Quando approdarono a Palermo i corleonesi non avevano amicizie politiche, non avevano le mani in pasta negli affari grossi, che allora erano soprattutto gli appalti, non avevano eserciti a disposizione come i boss di prima grandezza come i Bontate, sovrani della famiglia palermitana di Santa Maria del Gesù o Salvatore Inzerillo, con le sue parentele altolocate, cugino del potente padrino di Brooklyn Carlo Gambino, o come don Tano Badalamenti di Cinisi. I corleonesi avevano dalla loro parte solo la fame, la determinazione e la disposizione alla violenza che avevano già dimostrato a casa loro.

A Palermo salirono piano piano parecchi gradini. Riina si fece altri anni di carcere prima di essere assolto nel giugno 1969. Uscito di galera scomparve per 24 anni ma senza andare troppo lontano e continuando a scalare i vertici di Cosa nostra. Organizzò la strage di viale Lazio a Milano, che il 10 dicembre 1969 mise fine alla prima guerra di mafia. Furono ammazzati il boss Michele Cavataio e tre suoi uomini, ma ci rimise la pelle anche Bagarella, e Provenzano si guadagnò il soprannome di “u Tratturi”, il trattore, finendo Cavataio a colpi di calcio di pistola sul cranio. Quando Leggio, latitante nel Nord, entrò a far parte della Commissione, Riina fu delegato a rappresentarlo e quando il boss finì in carcere ne prese il posto, nel ‘ 74, lo stesso anno in cui coronava con le nozze il lungo fidanzamento con Ninetta Bagarella.

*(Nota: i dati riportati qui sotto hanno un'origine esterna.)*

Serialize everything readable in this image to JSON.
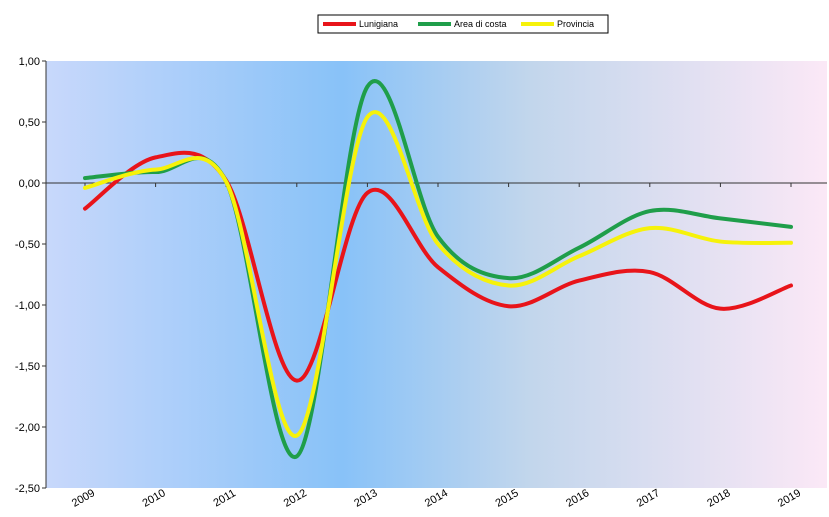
{
  "chart_data": {
    "type": "line",
    "title": "",
    "xlabel": "",
    "ylabel": "",
    "x": [
      "2009",
      "2010",
      "2011",
      "2012",
      "2013",
      "2014",
      "2015",
      "2016",
      "2017",
      "2018",
      "2019"
    ],
    "ylim": [
      -2.5,
      1.0
    ],
    "ytick_values": [
      1.0,
      0.5,
      0.0,
      -0.5,
      -1.0,
      -1.5,
      -2.0,
      -2.5
    ],
    "ytick_labels": [
      "1,00",
      "0,50",
      "0,00",
      "-0,50",
      "-1,00",
      "-1,50",
      "-2,00",
      "-2,50"
    ],
    "grid": false,
    "legend_position": "top-center",
    "background_gradient": [
      "#c8d8fb",
      "#88c2f8",
      "#c2d6ec",
      "#fbe8f6"
    ],
    "series": [
      {
        "name": "Lunigiana",
        "color": "#e8141a",
        "values": [
          -0.21,
          0.21,
          0.02,
          -1.62,
          -0.08,
          -0.69,
          -1.01,
          -0.8,
          -0.73,
          -1.03,
          -0.84
        ]
      },
      {
        "name": "Area di costa",
        "color": "#1f9e4a",
        "values": [
          0.04,
          0.09,
          0.01,
          -2.24,
          0.79,
          -0.44,
          -0.78,
          -0.53,
          -0.23,
          -0.29,
          -0.36
        ]
      },
      {
        "name": "Provincia",
        "color": "#f6f20a",
        "values": [
          -0.04,
          0.11,
          0.01,
          -2.07,
          0.54,
          -0.5,
          -0.84,
          -0.6,
          -0.37,
          -0.48,
          -0.49
        ]
      }
    ]
  }
}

Ma i “viddani” restavano la plebe di Cosa nostra. Il giro grosso ora erano gli stupefacenti, e a loro arrivavano le briciole, concesse con sprezzo e sufficienza da Stefano Bontate, “il principe di Villagrazia”.

Ma Don Totò non era solo deciso e crudele. Era anche astuto. Lavorò nell’ombra conquistando quinte colonne in tutte le famiglie, incluso il fratello di Bontate. Nell’estate ‘ 81 passò all’azione con i metodi brevettati a Corelone: ammazzò Bontate, ammazzò Inzerillo, sterminò uno per uno tutti i fedeli dei boss nemici, poi, come capita spesso nelle dittature diventò diffidente, iniziò a vedere tradimenti ovunque e a sospettarli anche prima che si verificassero come quando fece ammazzare il suo killer di fiducia, Pino Greco “Scarpuzzedda” perché stava diventando troppo popolare tra gli uomini d’onore. Negli anni del suo impero di terrore amici e nemici sono morti a migliaia.

Riina conosceva solo la guerra. Nel suo regno l’eliminazione di giudici e poliziotti scomodi diventò norma comune e dopo la sentenza definitiva nel maxiprocesso istruito da Falcone e Borsellino dichiarò guerra allo Stato: Lima, Falcone, Borsellino, poi la pianificazione delle stragi. Per la stessa Cosa nostra la sua dittatura è stata devastante: all’origine delle collaborazioni, dei pentimenti, c’è la sua ferocia, quella che lo spingeva a far ammazzare i nemici, e se non li trovava tutti i familiari. È stato il primo e l’ultimo imperatore di Cosa nostra, e forse, senza neppure rendersene conto, anche il suo più temibile nemico.